Автобус движется дальше и скоро доберется до пешеходного перехода. Эдгар может ездить до школы на трамвае. Все они следуют до улицы Мариенплац. На трамвае было бы однозначно быстрее, автобус едет слишком длинным путем. Эдгар дважды в день тратит на дорогу около сорока минут. Но зато без пересадок. Эдгар ненавидит пересадки. Он предпочитает просто сидеть три четверти часа и слушать музыку. Кроме того, этот автобусный маршрут напоминает ему о его матери. Однажды его отец упомянул, что у нее в этом районе есть подруга. И всякий раз, когда она приезжала, она всегда садилась на 62-й автобус. Возможно, ему это кажется слегка романтичным. Обычно именно так мы вспоминаем мертвых людей.
Да, его мать мертва, она покинула этот мир незадолго до того, как Эдгар научился ходить. По словам тети, свои первые шаги он сделал в день ее похорон. Может быть, он хотел сбежать.
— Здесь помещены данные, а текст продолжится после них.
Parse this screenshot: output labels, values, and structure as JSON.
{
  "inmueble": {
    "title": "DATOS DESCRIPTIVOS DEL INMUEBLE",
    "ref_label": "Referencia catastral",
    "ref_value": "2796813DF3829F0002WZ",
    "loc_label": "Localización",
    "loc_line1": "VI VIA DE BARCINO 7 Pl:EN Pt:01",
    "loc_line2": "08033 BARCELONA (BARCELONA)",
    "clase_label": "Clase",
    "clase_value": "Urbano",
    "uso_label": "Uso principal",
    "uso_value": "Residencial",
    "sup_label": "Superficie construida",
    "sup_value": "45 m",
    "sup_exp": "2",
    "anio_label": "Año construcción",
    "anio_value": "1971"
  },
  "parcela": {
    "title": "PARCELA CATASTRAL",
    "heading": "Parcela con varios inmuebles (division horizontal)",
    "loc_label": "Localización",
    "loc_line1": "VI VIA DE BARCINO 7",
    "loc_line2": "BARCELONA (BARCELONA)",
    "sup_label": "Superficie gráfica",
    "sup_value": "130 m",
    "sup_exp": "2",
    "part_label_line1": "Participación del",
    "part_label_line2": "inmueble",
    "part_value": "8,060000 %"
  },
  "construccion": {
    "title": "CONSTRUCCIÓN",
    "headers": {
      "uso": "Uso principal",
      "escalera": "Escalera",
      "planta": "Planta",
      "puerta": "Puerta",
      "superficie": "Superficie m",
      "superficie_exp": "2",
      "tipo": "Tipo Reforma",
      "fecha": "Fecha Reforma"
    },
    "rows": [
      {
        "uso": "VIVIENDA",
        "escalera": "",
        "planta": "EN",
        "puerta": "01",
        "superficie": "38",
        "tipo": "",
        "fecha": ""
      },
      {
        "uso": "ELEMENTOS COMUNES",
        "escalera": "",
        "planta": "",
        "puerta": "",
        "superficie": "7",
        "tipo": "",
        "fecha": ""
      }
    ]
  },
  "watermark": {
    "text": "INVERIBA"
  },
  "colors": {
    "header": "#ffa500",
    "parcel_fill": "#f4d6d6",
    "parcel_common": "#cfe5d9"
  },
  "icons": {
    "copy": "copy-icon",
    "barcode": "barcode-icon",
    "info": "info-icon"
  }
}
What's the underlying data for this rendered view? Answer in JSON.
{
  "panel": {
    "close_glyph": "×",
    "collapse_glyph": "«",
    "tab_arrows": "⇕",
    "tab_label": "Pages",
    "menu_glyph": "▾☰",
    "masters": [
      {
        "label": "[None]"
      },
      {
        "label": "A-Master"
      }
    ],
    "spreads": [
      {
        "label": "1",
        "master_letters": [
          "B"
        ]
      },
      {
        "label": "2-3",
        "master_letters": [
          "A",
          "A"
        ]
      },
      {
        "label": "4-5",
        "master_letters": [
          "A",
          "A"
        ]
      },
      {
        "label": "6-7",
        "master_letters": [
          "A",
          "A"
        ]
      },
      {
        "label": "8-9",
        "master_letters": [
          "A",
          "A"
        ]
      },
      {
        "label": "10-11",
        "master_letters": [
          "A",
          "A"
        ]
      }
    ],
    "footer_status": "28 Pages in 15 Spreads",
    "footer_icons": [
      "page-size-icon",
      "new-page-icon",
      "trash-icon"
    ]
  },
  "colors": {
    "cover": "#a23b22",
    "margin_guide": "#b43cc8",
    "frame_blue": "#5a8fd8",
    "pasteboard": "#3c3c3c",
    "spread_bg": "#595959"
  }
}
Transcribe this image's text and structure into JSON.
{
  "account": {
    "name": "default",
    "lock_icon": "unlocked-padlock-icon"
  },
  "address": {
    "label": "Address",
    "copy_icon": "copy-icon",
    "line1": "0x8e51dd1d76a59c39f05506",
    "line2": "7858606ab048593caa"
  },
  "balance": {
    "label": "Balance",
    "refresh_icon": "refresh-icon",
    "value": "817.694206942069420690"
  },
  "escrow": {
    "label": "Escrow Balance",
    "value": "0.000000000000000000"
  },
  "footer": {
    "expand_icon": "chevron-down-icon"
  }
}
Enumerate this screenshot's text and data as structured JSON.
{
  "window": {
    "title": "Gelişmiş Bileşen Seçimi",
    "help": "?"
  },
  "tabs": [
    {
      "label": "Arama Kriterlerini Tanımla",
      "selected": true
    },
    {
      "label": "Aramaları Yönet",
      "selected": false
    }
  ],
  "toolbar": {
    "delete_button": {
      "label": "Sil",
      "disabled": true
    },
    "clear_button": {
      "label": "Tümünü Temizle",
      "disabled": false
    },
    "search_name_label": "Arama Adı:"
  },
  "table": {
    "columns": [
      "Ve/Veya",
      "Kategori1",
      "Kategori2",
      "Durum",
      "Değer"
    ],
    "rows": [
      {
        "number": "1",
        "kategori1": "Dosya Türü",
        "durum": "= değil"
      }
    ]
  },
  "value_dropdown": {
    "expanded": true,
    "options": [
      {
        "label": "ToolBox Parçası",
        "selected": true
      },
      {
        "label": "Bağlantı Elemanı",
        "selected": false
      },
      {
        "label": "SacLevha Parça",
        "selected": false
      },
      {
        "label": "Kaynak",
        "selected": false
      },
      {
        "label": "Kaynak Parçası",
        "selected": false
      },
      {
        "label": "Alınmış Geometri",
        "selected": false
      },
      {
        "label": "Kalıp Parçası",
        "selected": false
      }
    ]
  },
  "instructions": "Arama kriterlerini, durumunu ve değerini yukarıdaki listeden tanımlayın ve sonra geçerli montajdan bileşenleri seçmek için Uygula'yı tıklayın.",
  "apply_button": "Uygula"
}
Или отыскать ее. Он точно не помнит. Тогда он был таким маленьким, что даже не скучал по ней. Что сейчас его раздражает. Как будто ему только сейчас подарили эту скорбь.
За свое имя ему стоит благодарить мать. В честь Дега. Эдгар. Ей нравились картины. Его отец хотел назвать его Адамом. Хорошо, что он проиграл спор. По крайней мере, так Эдгар получил ее имя, и у него хоть что-то осталось. Его мать мертва, но почему-то она все еще повсюду. Как осколки стекла, которые вы замечаете, только когда ступаете на них босиком. Любая попытка вытащить их оставляет множество мелких ран. Он и его отец не говорят об этом, но вся квартира увешана фотографиями, подтверждающими ее существование. Они доказывают, что тетя, которая снова и снова говорит, насколько он похож на нее, не лжет. Иногда, очень редко, но он может что-то припомнить. При этом воспоминание на самом деле говорит слишком много. В нем нет конкретных образов, только чувства, которые возникают внезапно и без всякой на то причины, как пузырьки воздуха из недр земли. Все воспоминания так далеки, что он больше не может их уловить. Как только мысль возникла – она тут же исчезает. Только осознание того, что мысль приходила, оставляет послевкусие, а содержимое давно исчезло в никуда.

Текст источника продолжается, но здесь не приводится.